Ramesses’s border defenses were so expensive they drained the Royal Treasury. This led to the first labor strike in recorded history. The unpaid workers and government contractors shut down the government, demanding to be paid.

Century-long droughts can be found at many points in the historical record. California experienced a 240-year-long drought that started in 850 CE and, 50 years after the conclusion of that one, another that stretched at least 180 years. Mexico experienced an abrupt climate shift between 800 to 1000 CE that brought dry conditions to the central Yucatan for 200 years, curtailing the era of monumental Mayan architecture. Lowland population densities plunged from 200 persons/km2 at the peak of the Late Classic period to less than half that by 900 CE. City complexes of more than 50,000 people, like Tikal, were abandoned to the rats and weeds.

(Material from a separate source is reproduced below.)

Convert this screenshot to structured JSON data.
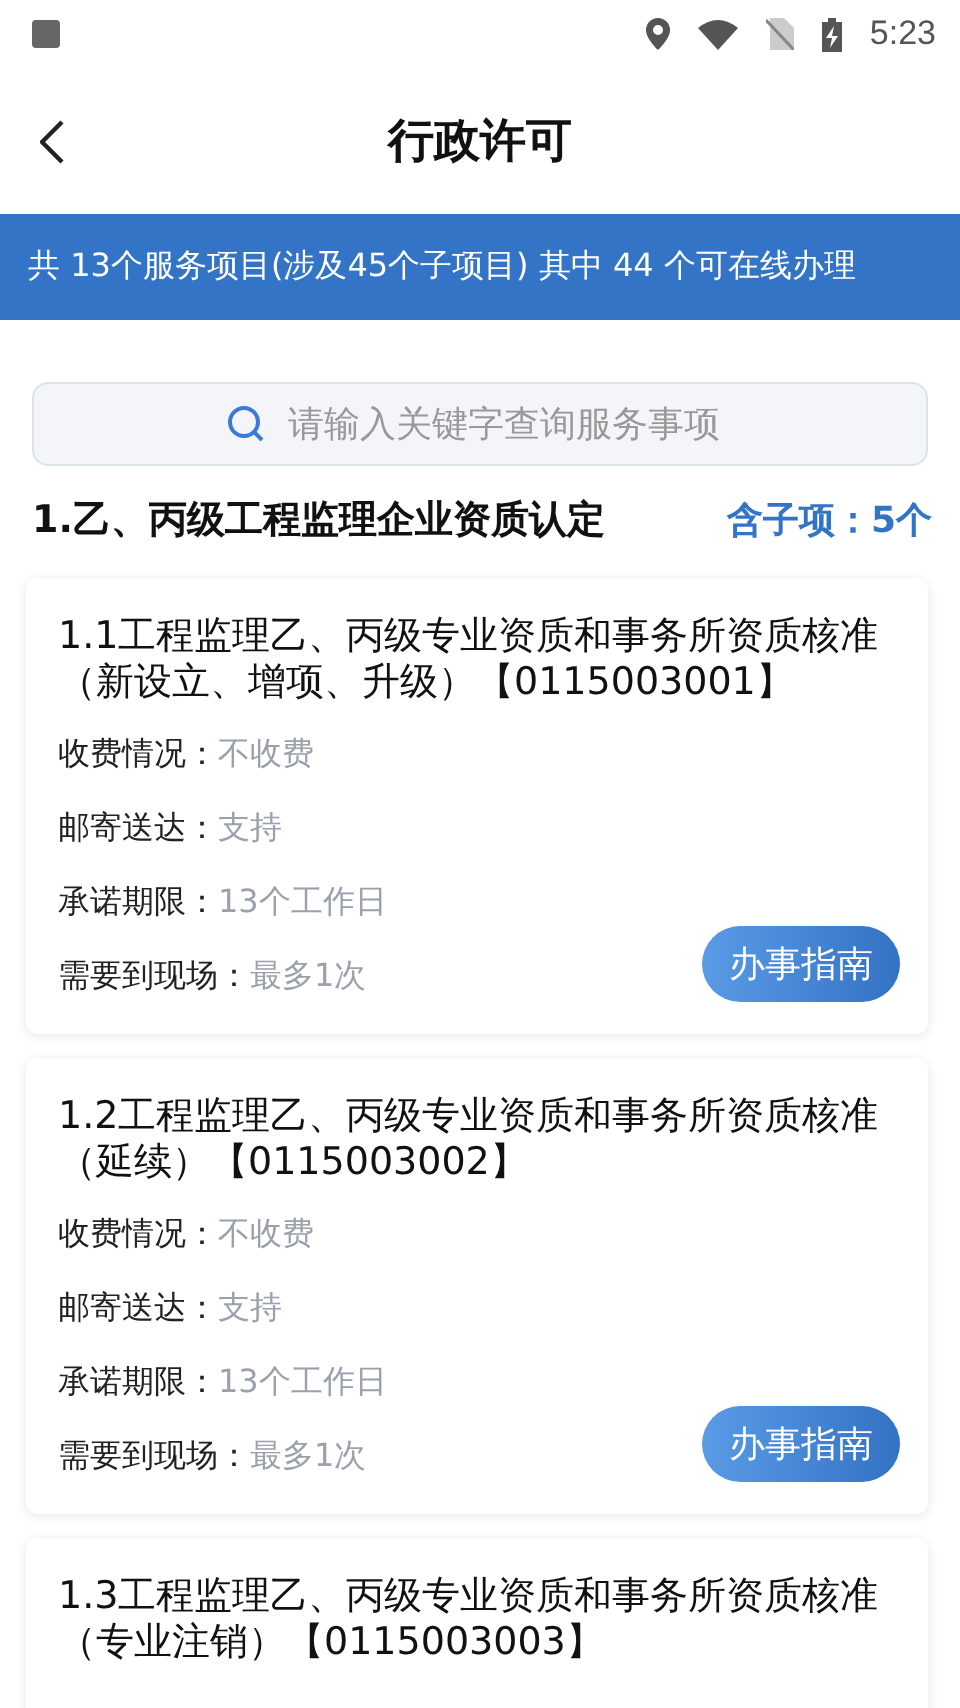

Houston and Miami take heed.

Challenged by unprecedented environmental stresses, cultures can shift to lower subsistence levels by reducing social complexity, abandoning urban centers, and reorganizing systems of supply and production, as the Maya, Akkadians, Romans, Tiwanaku, Mochica, Athenians and many others have done, but more often — and even in those cases — they failed to recognize what was happening until it was too late to escape unscathed. They waved their arms, followed militant leaders, found convenient scapegoats, increased debt, took to the streets in protest, overtaxed their most vital resources, and kept trying to grow their way out as if growth was the only solution they could imagine.

It never works. Sometimes civilizations go the way of the Easter Islanders. Other times they are conquered and destroyed by an even more desperate and militant neighbor they foolishly made into an enemy.

George Santayana said, “Those who cannot remember the past are condemned to repeat it,” but he was peddling his Harvard theory of cyclic history and really could have done a better job of thinking that through. His actual theory was that both those who do not learn history and those who do learn history are doomed to repeat it.

Samuel Clemens added greater depth to Santayana’s theory, fifty years earlier, when he said: “History doesn’t repeat itself, but it does rhyme.”

Last year, speaking at Wells College, I concluded by saying, “As a global culture, we can create social norms that would permit us to sustain healthy economies and ecologies into the turbulent climate future we cannot now avoid. There are neither technological nor resource barriers to prevent that outcome.” There are, however, biological limits, including the psychology of sunk investments.

Sad to say, even if the 45th President of the United States had not cheated and bullied his way through his education and actually studied history, it would not have made any difference. We are just in that part of the cycle now where stupidity trumps the obvious. The queues of refugees may not be quite the same as the Sea Peoples, but they rhyme.